The library includes an API as follows:
openCursor<T>(spec: QuerySpecification<T>): Promise<Cursor<T>>;
. . whereby you can open a Cursor<T>
representing a set of results. This cursor is AsyncIterable
(supports for await (const item of cursor)
and more importantly can turn itself into a Node.JS Readable
stream.
When these streams are piped together, it is the sink stream that will pull through from the source, at the rate the sink can handle. So no back-pressure problems, excessive memory usage or going over a high-water mark. Good for many use-case. We can easily create an Observable from a stream too.
How it is currently Implemented:
The way this is implemented is to fetch data from Neo4j in batches using SKIP and LIMIT.
I wanted to see if I can replace this using the driver's scheming capabilities, however from what I understand RxJS has no capability to handling back-pressure. It is a push-through library. Right?
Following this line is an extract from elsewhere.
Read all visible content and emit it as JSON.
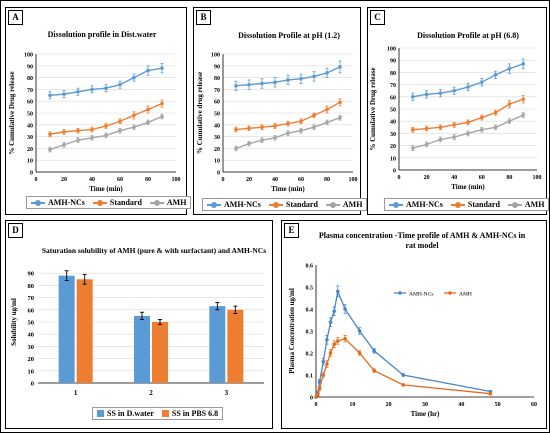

For pull-through we should use the companion IxJS (https://github.com/ReactiveX/IxJS) instead. Pulling through will push the onus of handling back-pressure onto the source, which would need to hold the entire result set and emit items when requested. This should not be a problem, as it needs to hold the results in memory for a period of time in any case.
So how about supporting pull-through streaming at the driver level? Either as Readable
streams or with IxJS
. (Or apparently there is a way to do it in RxJS: https://itnext.io/lossless-backpressure-in-rxjs-b6de30a1b6d4 <--- I'm still digesting this article).